South-west farmers in dialogue at COP26 for food systems change
Farmers from south-west Scotland joined over 150 others from four different continents to bring food systems to COP26.
The Global Fork to Farm Dialogue, hosted by Nourish Scotland, brought these food system actors together to build on the lessons learned from local farmer-city dialogues in over 20 locations that have been taking place since January 2020.
The event was a ‘day without speeches’, instead opting for roundtable discussions and frank exchange, an opportunity to build the relationships of trust that are needed to work together towards sustainable food systems.
Pete Ritchie, director of Nourish Scotland, stated food systems account for one third of global greenhouse gas emissions.
The Fork to Farm Global dialogue allowed different people to build the mutual understanding and cooperation necessary to ensure that the road from Glasgow to the Paris Agreement goals passes through a farm gate.
Abi Mordin, facilitator of the Fork to Farm southwest project and founding member of Propagate, said: "Facilitating this dialogue over the last six months has been interesting, enjoyable and rewarding.
"Our group of farmers hailed from different farming practices - beef cattle, sheep, dairy, veg production - and at different scales.

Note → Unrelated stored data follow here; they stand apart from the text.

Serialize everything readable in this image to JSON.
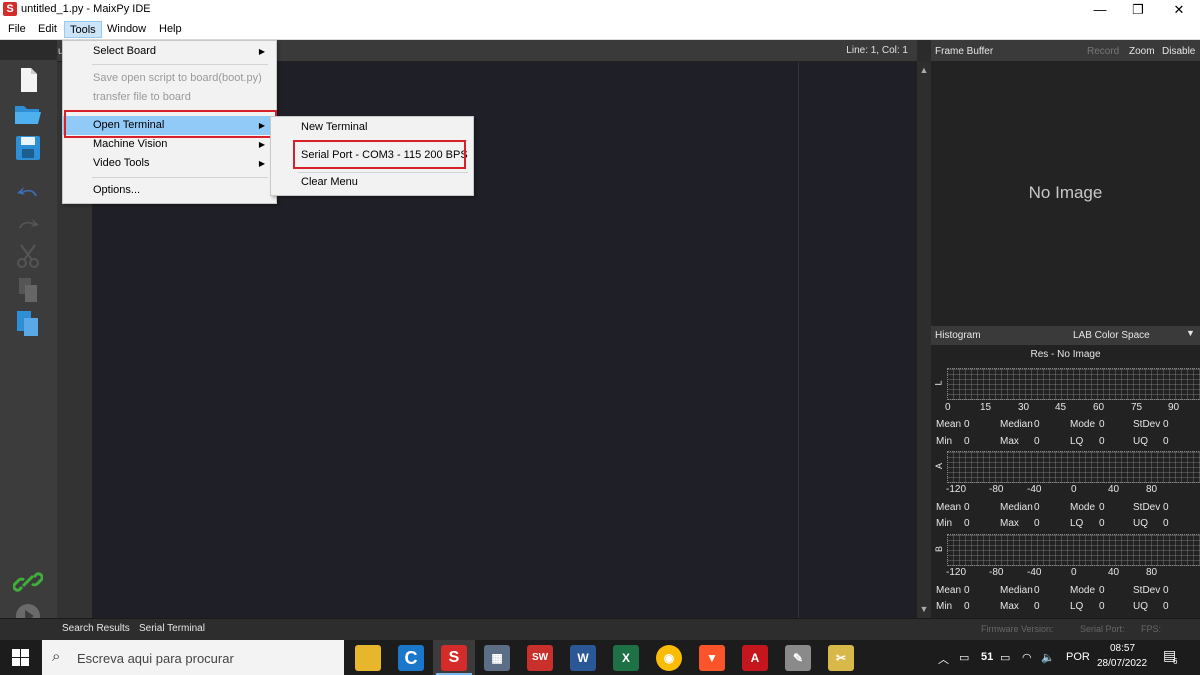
{
  "window": {
    "title": "untitled_1.py - MaixPy IDE",
    "app_icon_letter": "S",
    "minimize": "—",
    "maximize": "❐",
    "close": "✕"
  },
  "menubar": [
    "File",
    "Edit",
    "Tools",
    "Window",
    "Help"
  ],
  "editor": {
    "tab_stub": "u",
    "cursor_pos": "Line: 1, Col: 1"
  },
  "tools_menu": {
    "items": [
      {
        "label": "Select Board",
        "submenu": true,
        "enabled": true
      },
      {
        "label": "Save open script to board(boot.py)",
        "enabled": false
      },
      {
        "label": "transfer file to board",
        "enabled": false
      },
      {
        "label": "Open Terminal",
        "submenu": true,
        "enabled": true,
        "highlighted": true
      },
      {
        "label": "Machine Vision",
        "submenu": true,
        "enabled": true
      },
      {
        "label": "Video Tools",
        "submenu": true,
        "enabled": true
      },
      {
        "label": "Options...",
        "enabled": true
      }
    ]
  },
  "terminal_submenu": {
    "items": [
      "New Terminal",
      "Serial Port - COM3 - 115 200 BPS",
      "Clear Menu"
    ]
  },
  "frame_buffer": {
    "label": "Frame Buffer",
    "record": "Record",
    "zoom": "Zoom",
    "disable": "Disable",
    "placeholder": "No Image"
  },
  "histogram": {
    "label": "Histogram",
    "color_space": "LAB Color Space",
    "resolution": "Res - No Image",
    "channels": [
      {
        "name": "L",
        "ticks": [
          "0",
          "15",
          "30",
          "45",
          "60",
          "75",
          "90"
        ]
      },
      {
        "name": "A",
        "ticks": [
          "-120",
          "-80",
          "-40",
          "0",
          "40",
          "80"
        ]
      },
      {
        "name": "B",
        "ticks": [
          "-120",
          "-80",
          "-40",
          "0",
          "40",
          "80"
        ]
      }
    ],
    "stat_labels": [
      "Mean",
      "Median",
      "Mode",
      "StDev",
      "Min",
      "Max",
      "LQ",
      "UQ"
    ],
    "stat_value": "0"
  },
  "bottom": {
    "tabs": [
      "Search Results",
      "Serial Terminal"
    ],
    "firmware": "Firmware Version:",
    "serial_port": "Serial Port:",
    "fps": "FPS:"
  },
  "taskbar": {
    "search_placeholder": "Escreva aqui para procurar",
    "temperature": "51",
    "language": "POR",
    "time": "08:57",
    "date": "28/07/2022",
    "notifications": "6"
  }
}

“We have explored issues facing farmers from the climate and nature emergencies, as well as other system shocks. Together we have envisioned an agroecological future.
“We want to see a farming future that is diverse and resilient. We believe that this future is both possible and essential, and food producers need to be at the heart of a sustainable transition in agriculture."
Mr Ritchie added: “It’s time COP26 recognises that food and local action are at the heart of the global climate emergency.
“Food unites and diversifies the world, but the current industrialised food system degrades our environment and increases emissions. It’s a senseless system that is vulnerable to the very climate change effects that it perpetuates.
“Many farmers are on the frontline of climate change and they should be the drivers rather than the objects of change.”